La posture est très délicate pour l’Agence Régionale de Santé de Mayotte (ARS) pris en tenaille dans une bataille entre deux opérateurs économiques convoitant la même place en Petite-Terre. Le bras de fer se poursuit donc plus que jamais et pose sérieusement la question de la limite qu’il faut y avoir entre, d’une part, la défense des intérêts privés d’opérateurs économiques, et d’autre part, la santé et le bien-être de milliers d’hommes, de femmes et d’enfants qui résident dans ce grand bassin de population qu’est la zone des Badamiers à Labattoir. Les clients se retrouvent sans pharmacie de proximité depuis le mois de mars 2022 (date d’annulation de la licence) et dans cet imbroglio administratif et juridique qui pourrait encore durer. Un professionnel du secteur que nous avons rencontré reconnaît que « c’est carrément la guerre » entre les deux opérateurs. Contacté par nos soins, le directeur général de l’ARS Mayotte, Olivier Brahic, reconnaît que la position de l’institution est très inconfortable, que ce dossier est hyper complexe à résoudre sur le plan juridique, y compris au niveau des juristes du ministère de la Santé à Paris. Il assure comprendre le désarroi de la patronne de l’ancienne pharmacie des Badamiers, mais souligne en même temps qu’une solution qui n’est pas mûrement réfléchie est susceptible d’être attaquée à nouveau en justice par l’une ou l’autre des parties, voir même d’autres concurrents potentiels. Pour faire simple, le silence apparent du représentant local du ministère de la Santé et le report de sa réponse définitive sur ce dossier à décembre ne signifient pas que ce dernier soit mis aux oubliettes. Il y aurait en plus des délais réglementaires incompressibles à respecter sachant que la décision finale de l’ARS Mayotte doit être extrêmement blindée sur le plan juridique. Celle-ci se veut toutefois rassurante à l’égard des populations concernées par la fermeture de l’officine des Badamiers, elle réaffirme le fait qu’elle a conscience de la nécessité d’une offre de soins qualitative à proposer aux patients à travers un maillage correspondant aux besoins de la population de Petite-Terre et privilégiant l’intérêt public.

« Pas de parti pris »

Du côté de l’ordre des pharmaciens, la position se veut limpide dans ce dossier, « pas de parti pris », même s’il est confirmé que le dossier de l’ancienne pharmacie des Badamiers, plusieurs fois soumis à examen, « a toujours été complet et conforme aux textes réglementaires ». On prend soin de préciser que le gendarme de la santé à Mayotte, c’est l’ARS. C’est à elle qu’il incombe de trancher sur cette affaire qui n’a pas son précédent en France et en Navarre. En l’absence du territoire de son représentant, le syndicat des pharmaciens n’a pu s’exprimer.
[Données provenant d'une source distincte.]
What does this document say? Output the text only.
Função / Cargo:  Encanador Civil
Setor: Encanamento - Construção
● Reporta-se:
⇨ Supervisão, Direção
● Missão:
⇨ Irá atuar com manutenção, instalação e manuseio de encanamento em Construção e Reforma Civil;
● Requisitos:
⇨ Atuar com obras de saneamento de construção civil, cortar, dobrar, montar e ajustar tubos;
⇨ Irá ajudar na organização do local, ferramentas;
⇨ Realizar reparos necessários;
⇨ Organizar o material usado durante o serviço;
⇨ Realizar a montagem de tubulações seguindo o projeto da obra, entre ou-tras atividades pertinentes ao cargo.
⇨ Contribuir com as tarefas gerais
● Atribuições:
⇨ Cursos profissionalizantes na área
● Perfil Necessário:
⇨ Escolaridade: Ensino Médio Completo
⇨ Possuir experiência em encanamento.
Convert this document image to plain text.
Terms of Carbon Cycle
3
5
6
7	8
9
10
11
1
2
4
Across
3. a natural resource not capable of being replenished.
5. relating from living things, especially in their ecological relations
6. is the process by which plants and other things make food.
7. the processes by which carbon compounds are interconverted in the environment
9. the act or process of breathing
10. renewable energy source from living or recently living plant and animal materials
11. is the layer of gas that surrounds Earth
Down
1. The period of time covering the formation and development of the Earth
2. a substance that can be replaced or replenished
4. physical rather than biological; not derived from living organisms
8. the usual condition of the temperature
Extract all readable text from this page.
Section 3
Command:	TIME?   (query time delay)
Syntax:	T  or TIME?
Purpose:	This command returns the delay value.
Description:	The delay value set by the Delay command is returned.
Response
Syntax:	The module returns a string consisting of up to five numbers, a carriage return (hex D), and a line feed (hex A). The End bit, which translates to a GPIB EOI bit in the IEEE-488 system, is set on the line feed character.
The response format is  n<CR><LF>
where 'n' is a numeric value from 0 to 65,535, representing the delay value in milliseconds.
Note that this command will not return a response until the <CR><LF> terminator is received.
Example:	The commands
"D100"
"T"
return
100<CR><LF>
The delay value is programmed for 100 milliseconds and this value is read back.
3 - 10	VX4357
Cependant, un professionnel du secteur, sous couvert de l’anonymat, a estimé qu’une solution était possible pour sortir de cette impasse. Celle-ci nécessiterait une intervention de la part des élus locaux et des instances parisiennes. Cette solution passerait par une réduction exceptionnelle des quotas en Petite-Terre (de 7.000 habitants actuellement par pharmacie à 6.000 ou 5.000). En outre, la population est officiellement estimée par l’Insee à un peu plus de 19.000 habitants, ce qui pourrait faciliter l’installation de deux pharmacies. En y additionnant celle existante rue du Commerce à Labattoir et celle de Pamandzi, cela permettrait d’instaurer une rotation (réglementairement obligatoire à partir de quatre officines) de garde les week-ends, au grand bénéfice de la population locale.

Étant donné son caractère régalien, cette décision dérogatoire et localisée ne pourrait alors souffrir d’aucune contestation juridique nouvelle. D’autant que l’ARS indique que cinq nouvelles licences seront octroyées dans trois ans pour de nouvelles pharmacies dans l’île.